EU-Gelder, die bisher für zivile Forschung oder Krisenprävention vorgesehen sind, dürfen auf keinen Fall für militärische Zwecke missbraucht werden.

Der vorgeschlagene zwischenstaatliche Verteidigungsfonds dient in dieser Form vor allem dazu, zusätzliche Milliarden in die europäische Rüstungsindustrie zu pumpen. Ein solcher Fonds hat nur dann einen Sinn, wenn wir zunächst genau miteinander abstimmen, welche militärischen Fähigkeiten wir in der EU wirklich benötigen. Bisher haben sich die EU-Staaten einer solchen engen Abstimmung ihrer nationalen Planung aber verweigert. Ob der nun geplante regelmäßige Jahresbericht daran etwas ändern kann, darf bezweifelt werden.
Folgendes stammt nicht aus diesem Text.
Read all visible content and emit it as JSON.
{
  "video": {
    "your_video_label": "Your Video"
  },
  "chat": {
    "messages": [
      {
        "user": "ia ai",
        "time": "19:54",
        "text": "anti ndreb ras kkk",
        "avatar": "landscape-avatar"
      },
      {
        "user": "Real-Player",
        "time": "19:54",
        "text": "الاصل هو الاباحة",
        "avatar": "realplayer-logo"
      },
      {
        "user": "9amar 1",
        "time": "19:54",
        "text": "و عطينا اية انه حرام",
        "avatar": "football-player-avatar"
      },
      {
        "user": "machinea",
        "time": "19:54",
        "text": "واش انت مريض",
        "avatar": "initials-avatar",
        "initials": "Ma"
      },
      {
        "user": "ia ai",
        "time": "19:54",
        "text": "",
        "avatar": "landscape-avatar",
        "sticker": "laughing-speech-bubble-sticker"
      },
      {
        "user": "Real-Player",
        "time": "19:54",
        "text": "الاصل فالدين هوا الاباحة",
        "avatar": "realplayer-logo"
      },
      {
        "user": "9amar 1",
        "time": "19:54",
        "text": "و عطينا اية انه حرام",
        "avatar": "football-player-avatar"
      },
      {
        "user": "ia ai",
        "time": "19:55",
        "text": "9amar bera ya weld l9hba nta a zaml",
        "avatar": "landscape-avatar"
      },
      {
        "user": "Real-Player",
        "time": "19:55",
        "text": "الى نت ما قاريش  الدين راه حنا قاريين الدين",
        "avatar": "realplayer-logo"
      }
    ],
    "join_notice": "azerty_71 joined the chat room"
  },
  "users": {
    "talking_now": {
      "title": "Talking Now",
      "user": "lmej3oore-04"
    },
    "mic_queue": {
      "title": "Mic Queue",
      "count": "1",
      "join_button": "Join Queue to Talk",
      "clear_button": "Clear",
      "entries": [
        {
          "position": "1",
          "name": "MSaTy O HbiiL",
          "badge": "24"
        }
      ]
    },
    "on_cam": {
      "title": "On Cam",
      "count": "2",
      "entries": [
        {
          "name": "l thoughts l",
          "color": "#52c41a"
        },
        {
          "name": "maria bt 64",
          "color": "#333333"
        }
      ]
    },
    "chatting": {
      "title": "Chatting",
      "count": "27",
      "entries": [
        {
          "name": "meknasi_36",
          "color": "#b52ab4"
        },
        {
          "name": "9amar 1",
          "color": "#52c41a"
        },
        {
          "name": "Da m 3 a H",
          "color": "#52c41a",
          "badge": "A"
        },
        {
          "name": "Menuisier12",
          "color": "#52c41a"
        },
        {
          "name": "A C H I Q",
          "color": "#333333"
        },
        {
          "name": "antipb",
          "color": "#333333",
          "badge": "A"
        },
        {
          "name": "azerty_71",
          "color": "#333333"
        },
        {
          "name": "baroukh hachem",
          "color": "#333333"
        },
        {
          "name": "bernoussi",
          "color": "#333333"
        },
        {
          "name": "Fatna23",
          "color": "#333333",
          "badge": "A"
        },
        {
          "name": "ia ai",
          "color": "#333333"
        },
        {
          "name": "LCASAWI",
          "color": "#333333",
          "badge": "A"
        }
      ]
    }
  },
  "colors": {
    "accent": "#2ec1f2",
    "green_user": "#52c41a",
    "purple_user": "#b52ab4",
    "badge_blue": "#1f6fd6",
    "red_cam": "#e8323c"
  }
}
Völlig abwegig und schädlich sind schließlich die Vorschläge, Investitionen in gemeinsame Rüstungsprojekte nicht als Verschuldung im Sinne des Stabilitätspakts zu bewerten oder gar die Europäische Investitionsbank als Kreditgeberin für Rüstungsvorhaben einzuspannen. Hier erwarten wir von der Bundesregierung, dass sie sich mit aller Kraft gegen diese Vorschläge stemmt.

Eine wirksame und nachhaltige Gemeinsame Sicherheits- und Verteidigungspolitik, wie die EU sie 2013 als Ziel formuliert hat, wird nicht durch überdimensionierte und ziellose Investitionen in Panzer und Drohnen erreicht. Nachhaltigen Frieden schaffen vor allem die zivilen Instrumente der EU. Deshalb sollten die EU-Mitglieder alles daran setzen, die im November beschlossenen Maßnahmen zur Stärkung der zivilen Säule der GSVP rasch in die Tat umzusetzen.